"Zjednoczona Europa chce mieć wpływy w Europie Wschodniej i chce, żebyśmy i my za to trochę zapłacili" - mówił Władimir Putin o dochodzeniu antymonopolowym wobec Gazpromu, wszczętym we wtorek przez Komisję Europejską. Zdaniem prezydenta Rosji, decyzja KE nie jest krokiem w stronę wojny handlowej, a jedynie sygnałem, że to Rosja będzie musiała częściowo wziąć na siebie zasilanie unijnego budżetu.
Putin odniósł się do decyzji Komisji Europejskiej podczas konferencji prasowej, kończącej dwudniowy szczyt Wspólnoty Gospodarczej Azji i Pacyfiku we Władywostoku. Rosyjski prezydent dał jasno do zrozumienia, że współczesna Rosja nie brała i nie weźmie na siebie żadnych zobowiązań dotyczących nierynkowych regulacji w państwach Europy Wschodniej. Oznacza to, że kraj będzie niechętny do jakichkolwiek ustępstw w sprawie Gazpromu.
Według prezydenta Rosji samo dochodzenie wobec koncernu jest konsekwencją ciężkiej sytuacji w strefie euro. Chodzi przede wszystkim o państwa Europy Wschodniej. Problem polega na tym, że wszystkie te kraje swego czasu zostały przyjęte do Unii Europejskiej i UE zobowiązała się do subsydiowania ich gospodarek. Teraz - jak na to wygląda - Komisja Europejska uznała, że część obciążeń związanych z tym subsydiowaniem powinniśmy wziąć na siebie - oświadczył Putin.
Prezydent Rosji zauważył, że obecne działania KE wobec Gazpromu nie są niczym nowym. Już w zeszłym roku dokonano przeszukań w niektórych zagranicznych pomieszczeniach Gazpromu. Teraz czyniony jest drugi krok w tym kierunku. Ubolewamy, że tak się dzieje - oznajmił. Nie był jednak zdziwiony krokiem KE. Zjednoczona Europa pragnie zachować polityczne wpływy. Chce przy tym żebyśmy i my za to trochę zapłacili. Jest to niekonstruktywne podejście - dodał Putin.

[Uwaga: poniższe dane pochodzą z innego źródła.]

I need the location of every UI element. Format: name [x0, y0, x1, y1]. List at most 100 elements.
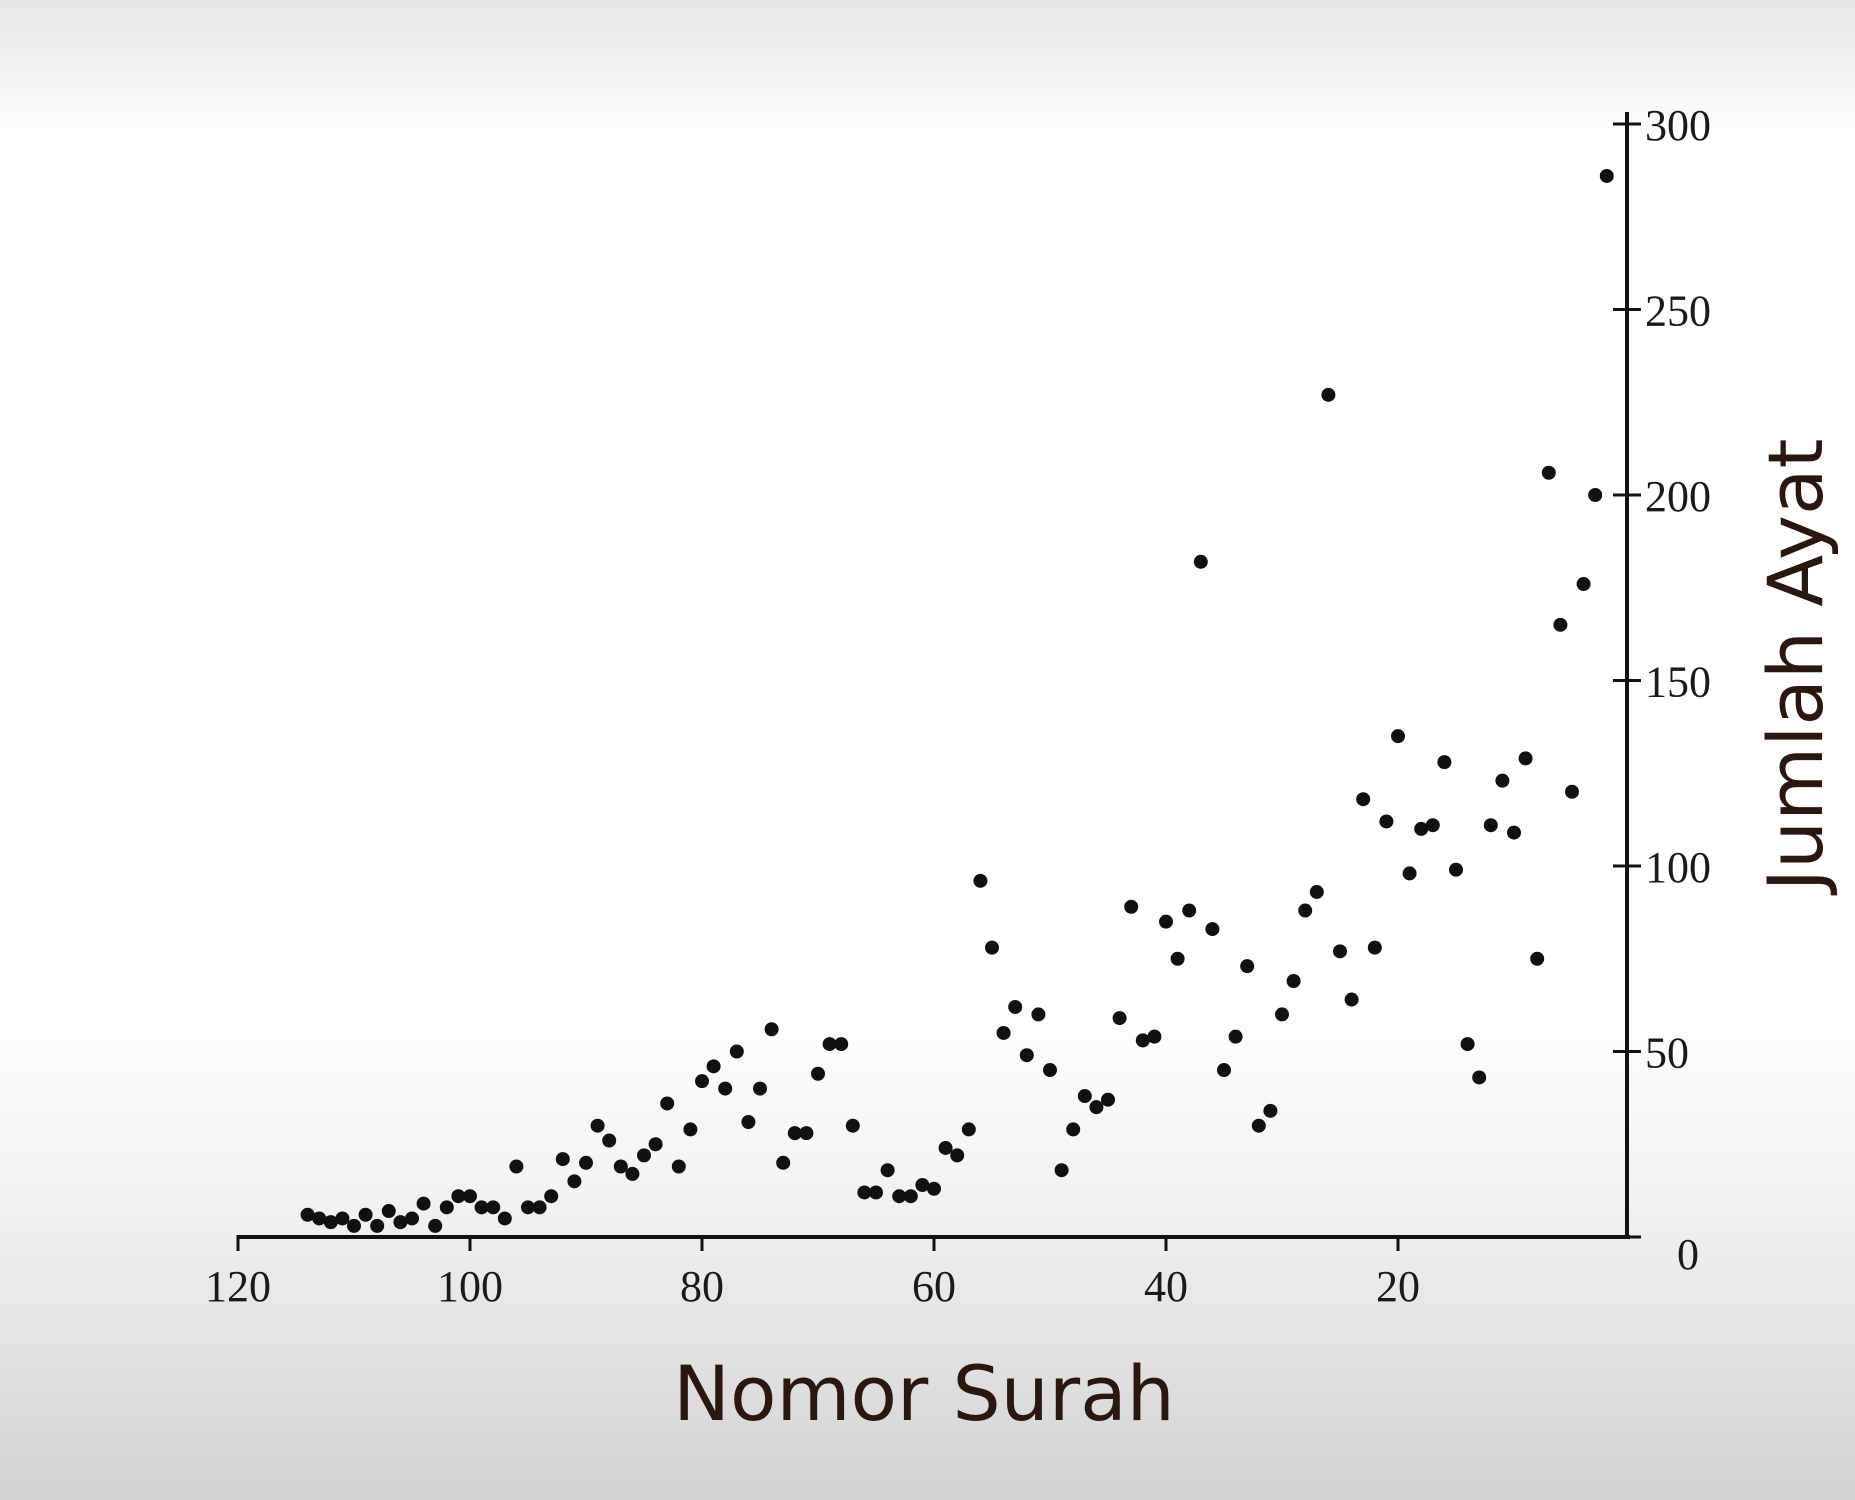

Gospodarz Kremla podkreślił jednocześnie, że Rosja i Unia Europejska nie znalazły się w stanie "wojny handlowej". Łączą nas dobre, konstruktywne stosunki. Nie są to żadne działania bojowe, nie jest to wojna handlowa - ocenił.
We wtorek Komisja Europejska wszczęła dochodzenie antymonopolowe wobec Gazpromu. KE sprawdzi, czy rosyjski koncern nie nadużywa swojej dominującej pozycji na rynku dostaw gazu do Europy Środkowo-Wschodniej i nie pogarsza w ten sposób bezpieczeństwa dostaw do konsumentów w Unii Europejskiej.Komisja podejrzewa, że Gazprom, który w ponad 50 procentach jest własnością państwa rosyjskiego, utrudnia swobodny przepływ gazu w całej UE i każe swoim klientom płacić nieuczciwe ceny, uzależniając w kontraktach cenę dostarczanego przez siebie błękitnego paliwa od ceny ropy naftowej na światowych rynkach.
Rozpoczęcie dochodzenia przez Komisję Europejską to efekt niezapowiedzianych wizyt inspektorów KE w 20 spółkach z 10 krajów UE, położonych w Europie Środkowo-Wschodniej. Inspekcje odbyły się we wrześniu 2011 roku w firmach zajmujących się dostawami, przesyłem i magazynowaniem gazu dostarczanego m.in. przez Gazprom. Inspektorzy zawitali m.in. do polskiego PGNiG, kupującego gaz od rosyjskiego koncernu oraz do państwowego operatora gazociągów przesyłowych Gaz-System.
Jak tłumaczyła przed rokiem KE, Bruksela musi reagować, gdy na rynku UE mogą być stosowane praktyki zagrażające konkurencji, bez względu na to, czy stosują je firmy unijne czy zagraniczne.
W środę Gazprom oświadczył, że przestrzega wszystkich przepisów prawa międzynarodowego oraz narodowego w krajach, w których prowadzi interesy. Zauważył też, że jest zarejestrowany "poza jurysdykcją UE". Jednocześnie zapewnił, że będzie "w dobrej wierze", "w imię konstruktywnego dialogu", współpracować z Komisją Europejską.